17 August 2020 | News
by Ian Michael

Researchers from the Nanooptics Group at CIC nanoGUNE (San Sebastian, Spain) have shown that nanoscale infrared imaging, which is currently used as a surface-sensitive technique, can be employed for chemical nanoidentification of materials that are located up to 100 nm below the surface. The results further show that the infrared signatures of thin surface layers differ from that of sub-surface layers of the same material, which can be exploited to distinguish the two cases. The findings, published in Nature Communications (doi: http://doi.org/d4vb), push the technique one important step further to quantitative chemometrics at the nanoscale in three dimensions.

Optical spectroscopy with infrared light, such as Fourier transform infrared (FT-IR) spectroscopy, allows for chemical identification of organic and inorganic materials. The smallest objects which can be distinguished with conventional FT-IR microscopes have sizes on the micrometre-scale. In nano-FT-IR (which is based on near-field optical microscopy), IR light is scattered at a sharp metallised tip of a scanning-probe microscope. The tip is scanned across the surface of a sample of interest and the spectra of scattered light are recorded using FT detection principles. Recording of the tip-scattered light yields the sample’s IR spectral properties and thus the chemical composition of an area located directly below the tip apex. Because the tip is scanned across the sample surface, nano-FT-IR is typically considered to be a surface-characterisation technique.

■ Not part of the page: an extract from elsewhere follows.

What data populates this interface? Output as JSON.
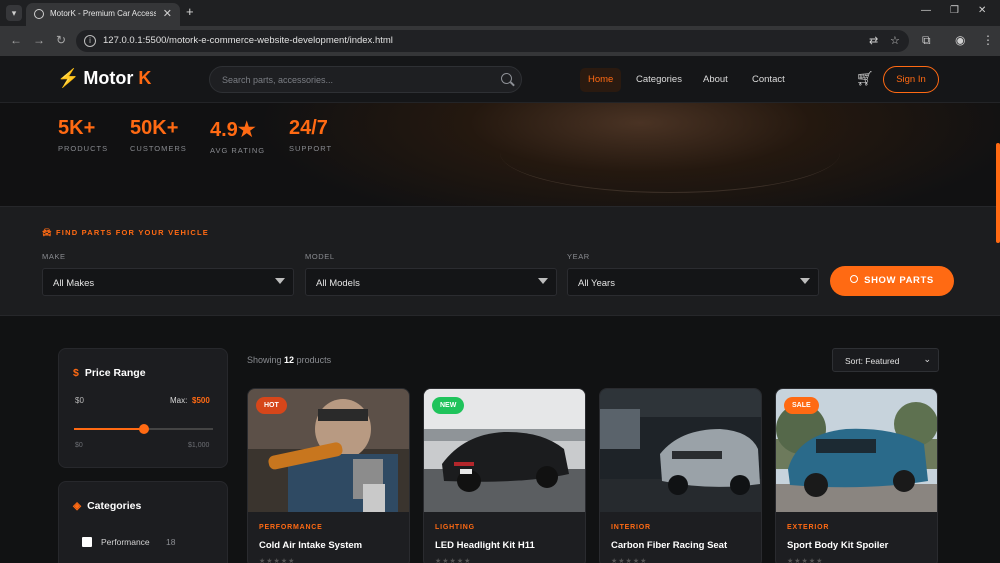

Importantly though, the IR light that is nano-focussed by the tip does not only probe a nanometric area below the tip, but in fact probes a nanometric volume below the tip. Now the researchers at CIC nanoGUNE showed that spectral signatures of materials located below the sample surface can be detected and chemically identified up to a depth of 100 nm. Furthermore, the researchers showed that nano-FT-IR signals from thin surface layers differ from that of sub-surface layers of the same material, which can be exploited for determination of the materials distribution within the sample. Remarkably, surface layers and sub-surface layers can be distinguished directly from experimental data without involving time-consuming modelling.